Kabupaten Tanah Bumbu kembali menegaskan komitmennya dalam memajukan dan melestarikan kebudayaan lokal. Pada ajang Pekan Budaya Banua 2025 yang digelar di Banjarbaru, karya budaya MASSUKIRI resmi ditetapkan sebagai Warisan Budaya Takbenda (WBTb) Indonesia. Sertifikat pengakuan nasional tersebut diterima Bupati Tanah Bumbu, Andi Rudi Latif, melalui Asisten Perekonomian dan Pembangunan, Eryanto Rais, dan diserahkan langsung oleh Kepala Dinas Pendidikan dan Kebudayaan Provinsi Kalimantan Selatan, Galuh Tantri Narindra.

Penetapan MASSUKIRI sebagai WBTb Indonesia berlangsung dalam rangkaian kegiatan Pekan Budaya Banua 2025 yang diselenggarakan Pemerintah Provinsi Kalimantan Selatan pada 3–7 Desember 2025. Pengakuan ini menjadi momentum penting dalam memperkuat identitas budaya Tanah Bumbu sekaligus menegaskan komitmen pemerintah daerah dalam menjaga dan mengembangkan warisan tradisi.

Eryanto Rais menyampaikan bahwa keberhasilan tersebut sejalan dengan visi dan misi pembangunan Kabupaten Tanah Bumbu Tahun 2025–2029, khususnya misi peningkatan prestasi seni dan budaya serta pelestarian warisan budaya daerah. Penetapan ini diharapkan menjadi pemacu semangat bagi pelaku budaya untuk terus berkarya dan menjaga nilai-nilai tradisi.
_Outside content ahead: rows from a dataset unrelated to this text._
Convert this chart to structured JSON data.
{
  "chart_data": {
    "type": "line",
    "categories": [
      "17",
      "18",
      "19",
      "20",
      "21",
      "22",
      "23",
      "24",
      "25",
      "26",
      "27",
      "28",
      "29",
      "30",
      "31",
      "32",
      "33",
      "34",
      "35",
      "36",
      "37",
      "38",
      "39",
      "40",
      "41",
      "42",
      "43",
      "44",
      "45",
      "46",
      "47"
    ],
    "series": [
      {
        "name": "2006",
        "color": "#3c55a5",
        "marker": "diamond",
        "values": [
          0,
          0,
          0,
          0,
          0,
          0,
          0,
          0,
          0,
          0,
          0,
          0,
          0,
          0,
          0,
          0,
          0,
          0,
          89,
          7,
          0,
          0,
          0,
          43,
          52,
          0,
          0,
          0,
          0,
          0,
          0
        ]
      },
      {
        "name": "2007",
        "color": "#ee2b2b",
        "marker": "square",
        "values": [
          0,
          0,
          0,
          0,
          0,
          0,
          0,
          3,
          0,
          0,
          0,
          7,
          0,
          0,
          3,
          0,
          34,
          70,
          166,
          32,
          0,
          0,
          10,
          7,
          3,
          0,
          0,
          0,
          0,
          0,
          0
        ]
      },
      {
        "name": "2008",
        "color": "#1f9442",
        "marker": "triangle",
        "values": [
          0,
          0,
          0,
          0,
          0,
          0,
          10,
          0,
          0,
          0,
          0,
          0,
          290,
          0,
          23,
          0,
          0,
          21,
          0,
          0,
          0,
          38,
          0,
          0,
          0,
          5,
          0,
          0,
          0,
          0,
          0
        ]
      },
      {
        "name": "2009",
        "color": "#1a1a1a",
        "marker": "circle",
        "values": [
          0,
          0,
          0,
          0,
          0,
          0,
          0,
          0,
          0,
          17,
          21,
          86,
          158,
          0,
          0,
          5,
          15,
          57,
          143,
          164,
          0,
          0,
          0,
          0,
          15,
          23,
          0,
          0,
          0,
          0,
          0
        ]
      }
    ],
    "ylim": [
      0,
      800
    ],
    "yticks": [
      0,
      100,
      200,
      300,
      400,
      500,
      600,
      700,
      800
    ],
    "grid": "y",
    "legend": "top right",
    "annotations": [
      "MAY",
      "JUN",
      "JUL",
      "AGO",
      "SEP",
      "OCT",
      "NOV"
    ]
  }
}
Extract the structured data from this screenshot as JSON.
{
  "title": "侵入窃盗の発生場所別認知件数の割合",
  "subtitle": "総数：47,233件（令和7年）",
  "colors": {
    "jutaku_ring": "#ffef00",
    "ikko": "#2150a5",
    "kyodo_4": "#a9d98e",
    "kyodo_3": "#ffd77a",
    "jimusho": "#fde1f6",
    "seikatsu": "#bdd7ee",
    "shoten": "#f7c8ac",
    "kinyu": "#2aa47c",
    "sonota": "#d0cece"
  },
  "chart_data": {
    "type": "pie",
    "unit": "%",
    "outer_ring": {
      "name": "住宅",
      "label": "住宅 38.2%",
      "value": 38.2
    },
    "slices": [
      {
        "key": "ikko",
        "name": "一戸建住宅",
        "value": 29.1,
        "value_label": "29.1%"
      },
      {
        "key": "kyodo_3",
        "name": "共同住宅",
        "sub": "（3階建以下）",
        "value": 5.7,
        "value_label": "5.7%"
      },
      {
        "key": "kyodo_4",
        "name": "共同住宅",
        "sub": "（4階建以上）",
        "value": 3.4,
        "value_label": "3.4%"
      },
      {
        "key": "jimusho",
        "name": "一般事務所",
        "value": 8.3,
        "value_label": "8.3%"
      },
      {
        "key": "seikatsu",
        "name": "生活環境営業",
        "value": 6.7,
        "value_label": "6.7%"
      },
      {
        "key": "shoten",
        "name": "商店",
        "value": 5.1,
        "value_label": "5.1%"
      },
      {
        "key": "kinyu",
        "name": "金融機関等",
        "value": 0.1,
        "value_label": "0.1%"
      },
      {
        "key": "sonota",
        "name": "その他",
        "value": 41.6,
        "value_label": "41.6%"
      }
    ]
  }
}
MASSUKIRI ditetapkan sebagai WBTb Indonesia setelah melalui sidang kurasi yang dilaksanakan Kementerian Kebudayaan Republik Indonesia pada 5–11 Oktober 2025 di Jakarta Selatan. Sidang tersebut dipimpin Prof. Sulistio S. Tirto Kusumo dan melibatkan 21 ahli dari kalangan akademisi, budayawan, serta seniman nasional. Dari Kalimantan Selatan, sebanyak 11 karya budaya dinyatakan lolos dan masuk dalam daftar WBTb Indonesia tahun 2025.

Selain penetapan WBTb, Pekan Budaya Banua 2025 juga menjadi ajang promosi ekonomi kreatif melalui kehadiran 40 booth UMKM yang menampilkan wastra, kuliner tradisional, kriya, serta produk kreatif lokal. Beragam agenda seni dan budaya dihadirkan untuk memperkuat sinergi antara pemerintah, komunitas, dan pelaku industri kreatif sekaligus mendorong pengembangan pariwisata budaya di Kalimantan Selatan.